Home schoolers don't break the laws—they change them. A new law has made life much easier for Tennessee's high school aged home schoolers.
For the last nine years, Tennessee has required anyone teaching a high school aged child to have a bachelor's degree. Although a lot of Tennessee parents without degrees have done an excellent job teaching their children up to the eighth grade, many have been zealously prosecuted once their children reach high school age. HSLDA is dedicated to defending each member family's constitutional right to home school, whether or not state law recognizes that right. In May, parents in two families (not HSLDA members) were jailed for criminal failure to compel their children to attend school. We have been forced to defend many of our member families in courts across Tennessee. By the grace of God, each member family has been able to continue home schooling, despite the wording of the old law.
The Tennessee Home Education Association worked for years to persuade the Tennessee Legislature to drop the bachelor's degree requirement. It took a terrific amount of work, patience, prayer and careful lobbying, but in April, Tennessee passed a law which finally permits parents to home school their high school aged children without a bachelor's degree.
This bill is a big step forward for many high school aged home schoolers, but did not come without a cost. The bill was not drafted by home schoolers, and initially contained a number of terrible provisions. Fortunately, the state home school organization had worked for years to develop valuable contacts in the Legislature. Each of these contacts was critical, as home schoolers worked behind the scenes to preserve the good, kill the bad, and limit the ugly provisions of the bill.
Under the new law, students may be home schooled in grades nine through twelve as long as these programs are affiliated with a Tennessee church-related school. The parents must possess a high school diploma or GED; the children must be registered with the local education agency; and the children must be administered the standardized test or assessment which is used by the local education agency. If the child fails to meet or surpass the average level of achievement two consecutive times, the child must be enrolled in a public, private, or church school. (Not that "average," on a standardized test, does not mean the 50th percentile. Instead, on most standardized tests, "average" ranges from the 23rd to 77th percentile.)

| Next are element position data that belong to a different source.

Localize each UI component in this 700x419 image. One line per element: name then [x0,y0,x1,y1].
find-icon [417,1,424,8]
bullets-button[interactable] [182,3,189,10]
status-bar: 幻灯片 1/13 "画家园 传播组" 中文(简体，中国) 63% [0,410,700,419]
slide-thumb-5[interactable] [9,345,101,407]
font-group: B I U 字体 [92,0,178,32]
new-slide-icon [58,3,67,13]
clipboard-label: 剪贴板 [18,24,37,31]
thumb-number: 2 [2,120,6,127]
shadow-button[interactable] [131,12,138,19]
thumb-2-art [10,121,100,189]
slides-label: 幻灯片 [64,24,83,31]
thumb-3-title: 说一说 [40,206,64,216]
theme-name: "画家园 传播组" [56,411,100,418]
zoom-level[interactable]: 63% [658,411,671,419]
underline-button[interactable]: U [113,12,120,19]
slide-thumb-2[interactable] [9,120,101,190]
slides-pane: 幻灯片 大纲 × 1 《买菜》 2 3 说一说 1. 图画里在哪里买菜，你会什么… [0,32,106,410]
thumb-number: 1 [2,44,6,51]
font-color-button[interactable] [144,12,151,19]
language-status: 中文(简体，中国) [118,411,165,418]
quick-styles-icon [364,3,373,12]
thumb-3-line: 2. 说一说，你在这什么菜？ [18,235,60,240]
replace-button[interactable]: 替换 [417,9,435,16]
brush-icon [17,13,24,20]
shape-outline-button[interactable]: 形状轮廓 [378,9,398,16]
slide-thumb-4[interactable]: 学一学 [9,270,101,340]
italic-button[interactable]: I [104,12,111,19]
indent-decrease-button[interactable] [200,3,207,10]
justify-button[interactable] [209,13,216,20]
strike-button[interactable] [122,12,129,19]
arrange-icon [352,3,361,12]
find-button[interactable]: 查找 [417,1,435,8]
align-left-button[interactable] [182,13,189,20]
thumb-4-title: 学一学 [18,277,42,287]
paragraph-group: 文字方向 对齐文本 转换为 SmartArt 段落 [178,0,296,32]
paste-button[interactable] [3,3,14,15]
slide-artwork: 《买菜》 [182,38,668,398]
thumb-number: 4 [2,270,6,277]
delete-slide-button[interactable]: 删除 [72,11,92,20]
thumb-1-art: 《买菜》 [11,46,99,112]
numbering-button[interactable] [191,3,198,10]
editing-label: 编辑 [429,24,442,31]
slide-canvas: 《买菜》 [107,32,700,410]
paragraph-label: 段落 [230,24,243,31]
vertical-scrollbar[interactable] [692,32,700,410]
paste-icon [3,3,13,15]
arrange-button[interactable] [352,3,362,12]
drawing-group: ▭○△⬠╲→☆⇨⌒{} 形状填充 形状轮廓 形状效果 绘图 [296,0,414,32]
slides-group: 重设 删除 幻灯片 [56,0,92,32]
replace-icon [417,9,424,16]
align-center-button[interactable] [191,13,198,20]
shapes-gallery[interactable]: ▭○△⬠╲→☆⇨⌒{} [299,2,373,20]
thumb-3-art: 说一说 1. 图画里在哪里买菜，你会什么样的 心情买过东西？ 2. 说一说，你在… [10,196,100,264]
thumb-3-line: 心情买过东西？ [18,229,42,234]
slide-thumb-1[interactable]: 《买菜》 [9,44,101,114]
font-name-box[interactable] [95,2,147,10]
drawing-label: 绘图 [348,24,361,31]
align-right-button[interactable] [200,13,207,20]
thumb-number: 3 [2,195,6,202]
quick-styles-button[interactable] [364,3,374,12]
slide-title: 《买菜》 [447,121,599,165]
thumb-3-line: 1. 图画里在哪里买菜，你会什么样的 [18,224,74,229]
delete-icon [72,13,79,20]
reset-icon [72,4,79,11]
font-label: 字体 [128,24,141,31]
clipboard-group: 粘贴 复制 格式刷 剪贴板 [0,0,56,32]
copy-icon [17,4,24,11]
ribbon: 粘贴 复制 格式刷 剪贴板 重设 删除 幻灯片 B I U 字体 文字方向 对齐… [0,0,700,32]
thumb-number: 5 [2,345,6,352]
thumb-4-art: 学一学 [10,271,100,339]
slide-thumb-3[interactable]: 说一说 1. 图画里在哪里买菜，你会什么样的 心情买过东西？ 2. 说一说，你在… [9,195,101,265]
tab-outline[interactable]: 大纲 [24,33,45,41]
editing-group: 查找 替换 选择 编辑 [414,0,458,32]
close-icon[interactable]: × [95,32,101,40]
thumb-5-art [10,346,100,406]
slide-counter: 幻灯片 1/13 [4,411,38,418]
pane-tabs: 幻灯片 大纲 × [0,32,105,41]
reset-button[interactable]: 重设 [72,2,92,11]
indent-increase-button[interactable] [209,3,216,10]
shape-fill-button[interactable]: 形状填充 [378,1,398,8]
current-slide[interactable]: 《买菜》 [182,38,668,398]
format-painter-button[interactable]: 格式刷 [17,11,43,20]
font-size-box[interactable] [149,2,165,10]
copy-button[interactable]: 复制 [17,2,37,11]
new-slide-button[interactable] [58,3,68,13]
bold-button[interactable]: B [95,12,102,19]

The original bill would have imposed the testing requirements on all home-schooled children, not just those of high school age; it would have shut down the entire home school if one child failed; and so forth and so on. Claiborne Thornton, President of the Tennessee Home Education Association, worked valiantly to eliminate the worst aspects of the bill. Because of the years of preparation which had gone before, Senators and Representatives everywhere treated Mr. Thornton with respect and trust. It was impressive to see an ordinary citizen have so much impact at the State House.
The new law goes into effect for the 1994-95 school year, and there are still a number of unresolved problems in Tennessee. HSLDA still has one case in federal court, and seven member families in state courts. These cases may not be resolved for some time, since the new law only helps people who choose to affiliate with a church-related school.